Search code examples
pythonamazon-s3web-scrapingscrapy

scrapy tsv file download. how to convert file to parquet before upload to s3


I have a working scrapy project that downloads tsv files and saves them to s3.

I use a custom pipeline to save the original file names with dates.

I am wondering if it is possible to convert the tsv files to parquet before uploading them to s3. If so how would I do this in scrapy?

I should note that I am able to convert the files locally (last code block) but would like to do it inline before they are uploaded to s3.
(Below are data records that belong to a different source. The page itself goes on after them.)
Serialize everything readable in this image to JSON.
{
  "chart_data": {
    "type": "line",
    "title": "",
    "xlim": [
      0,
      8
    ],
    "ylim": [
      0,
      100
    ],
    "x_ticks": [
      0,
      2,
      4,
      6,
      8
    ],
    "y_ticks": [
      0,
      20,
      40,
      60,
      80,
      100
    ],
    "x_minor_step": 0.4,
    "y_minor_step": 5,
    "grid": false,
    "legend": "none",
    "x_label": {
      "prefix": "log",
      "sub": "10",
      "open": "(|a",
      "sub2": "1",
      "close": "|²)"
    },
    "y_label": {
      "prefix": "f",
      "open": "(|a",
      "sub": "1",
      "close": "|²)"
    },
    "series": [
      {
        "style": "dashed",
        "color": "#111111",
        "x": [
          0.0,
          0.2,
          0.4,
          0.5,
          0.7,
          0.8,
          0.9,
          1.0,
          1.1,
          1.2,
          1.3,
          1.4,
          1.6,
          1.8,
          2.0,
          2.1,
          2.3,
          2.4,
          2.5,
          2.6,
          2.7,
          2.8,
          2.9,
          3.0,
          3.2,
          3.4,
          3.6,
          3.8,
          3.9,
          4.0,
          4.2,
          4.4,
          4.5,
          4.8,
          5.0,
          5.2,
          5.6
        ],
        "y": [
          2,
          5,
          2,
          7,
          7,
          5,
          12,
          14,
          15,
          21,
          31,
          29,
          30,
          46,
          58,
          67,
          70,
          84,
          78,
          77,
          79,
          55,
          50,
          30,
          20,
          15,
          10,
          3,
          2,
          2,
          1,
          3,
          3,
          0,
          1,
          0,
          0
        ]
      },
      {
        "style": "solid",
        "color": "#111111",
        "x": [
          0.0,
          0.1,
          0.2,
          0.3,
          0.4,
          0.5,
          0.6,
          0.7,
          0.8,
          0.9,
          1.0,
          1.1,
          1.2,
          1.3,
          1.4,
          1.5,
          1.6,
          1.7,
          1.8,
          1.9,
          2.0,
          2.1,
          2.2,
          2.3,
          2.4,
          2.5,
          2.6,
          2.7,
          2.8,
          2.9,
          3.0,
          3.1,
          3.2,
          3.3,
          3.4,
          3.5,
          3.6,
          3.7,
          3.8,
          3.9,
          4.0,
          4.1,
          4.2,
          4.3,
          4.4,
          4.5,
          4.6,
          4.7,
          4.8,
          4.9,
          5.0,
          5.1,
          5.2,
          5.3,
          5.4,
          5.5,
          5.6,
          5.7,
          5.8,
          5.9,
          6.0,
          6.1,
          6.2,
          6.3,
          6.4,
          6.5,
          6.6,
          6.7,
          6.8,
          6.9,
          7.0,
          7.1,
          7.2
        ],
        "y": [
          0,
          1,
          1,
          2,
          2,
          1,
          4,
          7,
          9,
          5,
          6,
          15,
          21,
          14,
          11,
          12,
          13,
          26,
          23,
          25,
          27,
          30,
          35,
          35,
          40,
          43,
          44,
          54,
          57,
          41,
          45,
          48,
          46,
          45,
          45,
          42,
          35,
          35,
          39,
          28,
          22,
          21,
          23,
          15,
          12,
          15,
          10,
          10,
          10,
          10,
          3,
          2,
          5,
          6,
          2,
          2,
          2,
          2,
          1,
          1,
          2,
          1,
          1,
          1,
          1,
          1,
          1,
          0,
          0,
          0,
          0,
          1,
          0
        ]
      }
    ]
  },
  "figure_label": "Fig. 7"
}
This is what I have currently working....

##items
class DownfilesItem(scrapy.Item): 
    file_urls = scrapy.Field() 
    files = scrapy.Field() 
    original_file_name = scrapy.Field()
    date = scrapy.Field()
##pipeline to save original file names with dates
class OriginalNameFilesPipeline(FilesPipeline):
    def file_path(self, request, response=None, info=None):
        test = request
        file_name_xml = request.url.split("=")[-1]
        file_name: str = file_name_xml.removesuffix('.tsv') + '_' + datetime.today().strftime("%Y%m%d") + '.' +  file_name_xml.split(".")[-1]
        return file_name
##in my scraper
def parse_all_items(self, response):
        all_urls = [bunch or urls]
        
        for url in all_urls:
            item = DownfilesItem()
            item['file_urls'] = [url]
            item['original_file_name'] = url.split("=")[-1] 
            yield item
##converting tsv to parquet locally 
parse_options = csv.ParseOptions(delimiter="\t")

for name in os.listdir(src_dir):
    localpath = os.path.join(src_dir, name)
    print(localpath)
    if ".tsv" in localpath:
        table = csv.read_csv(localpath, parse_options=parse_options)
        pq.write_table(table, localpath.replace('tsv', 'parquet'))

Solution

  • Using the same example site as in the updated question, here is the spider:

    import scrapy
    import pandas as pd
    from io import StringIO
    
    
    class QuotesSpider(scrapy.Spider):
        name = "parquet"
        start_urls = ["https://onlinetestcase.com/csv-file/"]
    
        def parse(self, response):
            for url in response.css('a::attr(href)').extract():
                if url.endswith('.csv'):
                    url = response.urljoin(url)
    
                    yield scrapy.http.Request(
                        url,
                        callback=self.parse_csv,
                        dont_filter=True
                    )
    
        def parse_csv(self, response):
            yield {
                "url": response.url,
                # Convert CSV text into Data Frame.
                "data": pd.read_csv(StringIO(response.text))
            }
    

    It identifies the CSV links, then follows each link and pulls the data down, converting it into a Data Frame. The Data Frame is yielded along with the source URL.

    The following pipeline then processes all of the resulting objects, converting the CSV filename to a Parquet filename and dumping the Data Frame.

    import re
    from collections import defaultdict
    
    
    class ParquetPipeline:
        def open_spider(self, spider):
            self.items = defaultdict(lambda: [])
    
        def close_spider(self, spider):
            # Iterate over items, writing each to Parquet.
            #
            for name, df in self.items.items():
                df.to_parquet(name, index=False)
    
        def process_item(self, item, spider):
            # Get CSV filename.
            csv = re.search("[^/]+$", item["url"]).group(0)
            # Create Parquet filename.
            parquet = re.sub("\.csv", ".parquet", csv)
    
            self.items[parquet] = item["data"]
    

    ⚠️ Note: For this example to work you will need to set ROBOTSTXT_OBEY = False in settings.py.